There is actually TWO type 1s, type-1a and type-1b.
Over the decades I have been labeled T-1, T-2, "other" etc.
I was in the hospital at age 14 and told I would have to go on insulin, but I got better. Then hospitalized again, same thing when I was 22 in the navy.
The first time the docs were surprised, the navy doc one morning said if I could pass a urine sugar test I could return to duty and "forget it ever happened". I wanted OUT of sick bay and was glad to forget it.
You might want to do a web search for diabetes type 1b. It's NOT type-2 and fits my diabetes best, if that is possible. I have also had several other autoimmune issues since my teens.
Docs, especially in the past did not always TELL their patients. I found out 40 YEARS after the fact the Navy KNEW I suffered a hearing loss while on active duty. I just learned for sure that my diplopia (started at age 18) was caused by Multiple Sclerosis, many many decades later.

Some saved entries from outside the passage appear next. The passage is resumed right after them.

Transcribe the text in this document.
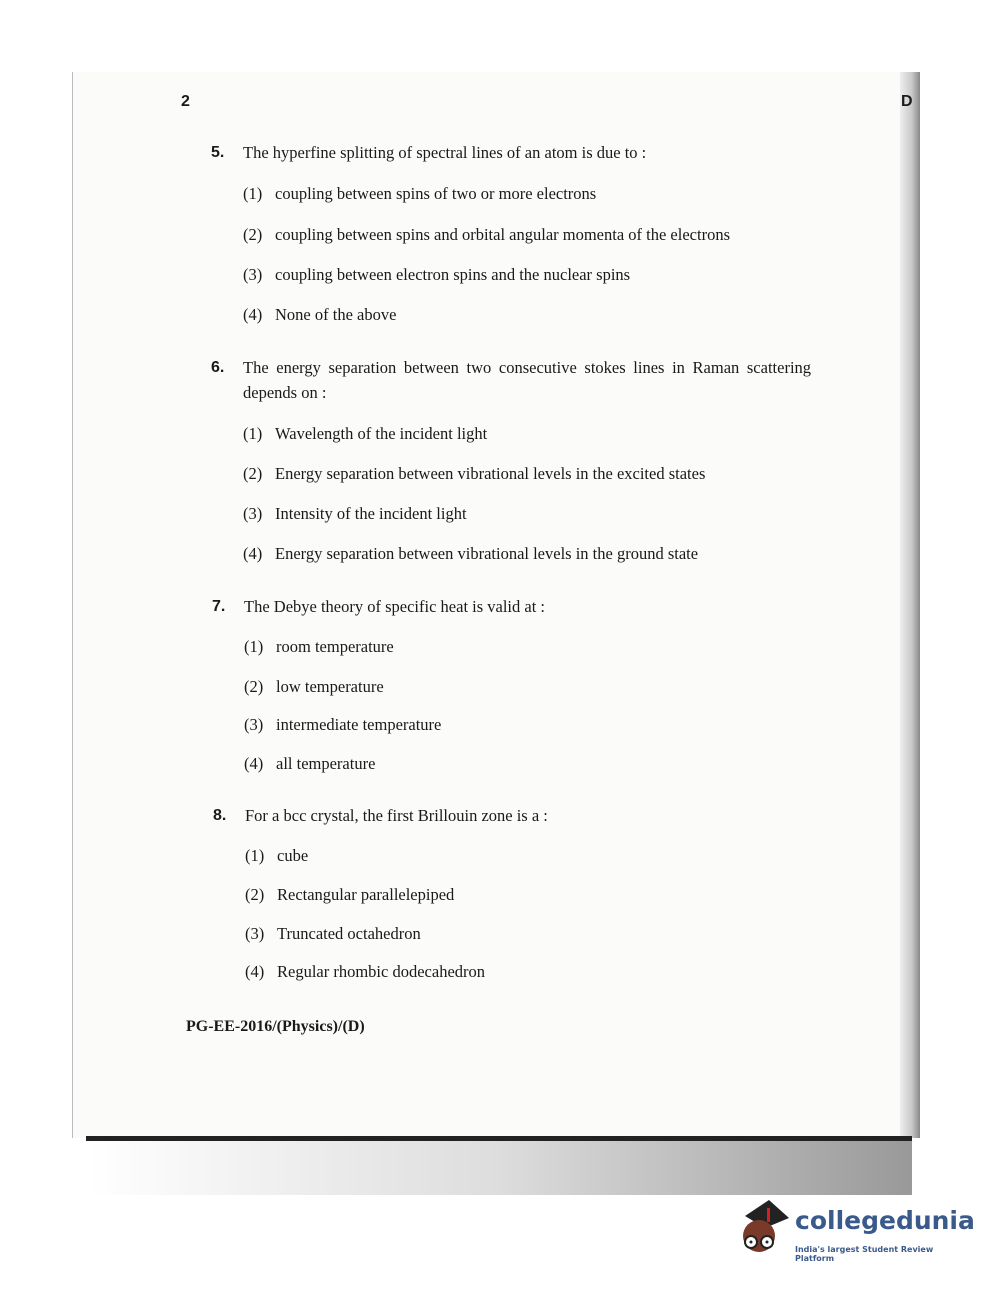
2	D
5. The hyperfine splitting of spectral lines of an atom is due to :
(1) coupling between spins of two or more electrons
(2) coupling between spins and orbital angular momenta of the electrons
(3) coupling between electron spins and the nuclear spins
(4) None of the above
6. The energy separation between two consecutive stokes lines in Raman scattering
depends on :
(1) Wavelength of the incident light
(2) Energy separation between vibrational levels in the excited states
(3) Intensity of the incident light
(4) Energy separation between vibrational levels in the ground state
7. The Debye theory of specific heat is valid at :
(1) room temperature
(2) low temperature
(3) intermediate temperature
(4) all temperature
8. For a bcc crystal, the first Brillouin zone is a :
(1) cube
(2) Rectangular parallelepiped
(3) Truncated octahedron
(4) Regular rhombic dodecahedron
PG-EE-2016/(Physics)/(D)
collegedunia
India's largest Student Review Platform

I was reading your story and was intrigued. I have type 2 but I also have a cousin that has been type 1 since she was a child and she's in her 40's now. She has explained some of her episodes and I am concerned. She states that at numerous times her sugar has been as low as 20 and she has severe weightloss and weighs about 90 lbs She says she cannot use things like Glucerna shakes or snacks because she says they go right through her. Even to the point of making her vomit. I believe she might have thyroid disease but her drs haven't done any other testing to confirm what is really going on but I personally cannot allow my sugar to drop below 60 without the shakes and nauseau so I grab some peanut butter or OJ to bring my sugar up. I don't think I could survive with a sugar below 50. Does this sond like some things that you have heard of? And are there any tests that you know a dr should perform to diagnose her better? Type2 in Washington Linda27889
My husband has had Type 1 diabetes for 40 years and he can not tell when his blood sugar drops anymore. I have checked his sugars at 20 before also. If she can not keep food in, she might need to ask her doctor about gasteopersis. This affects ddiabetics aswell. Many times they prescribe Reaglan for this problem.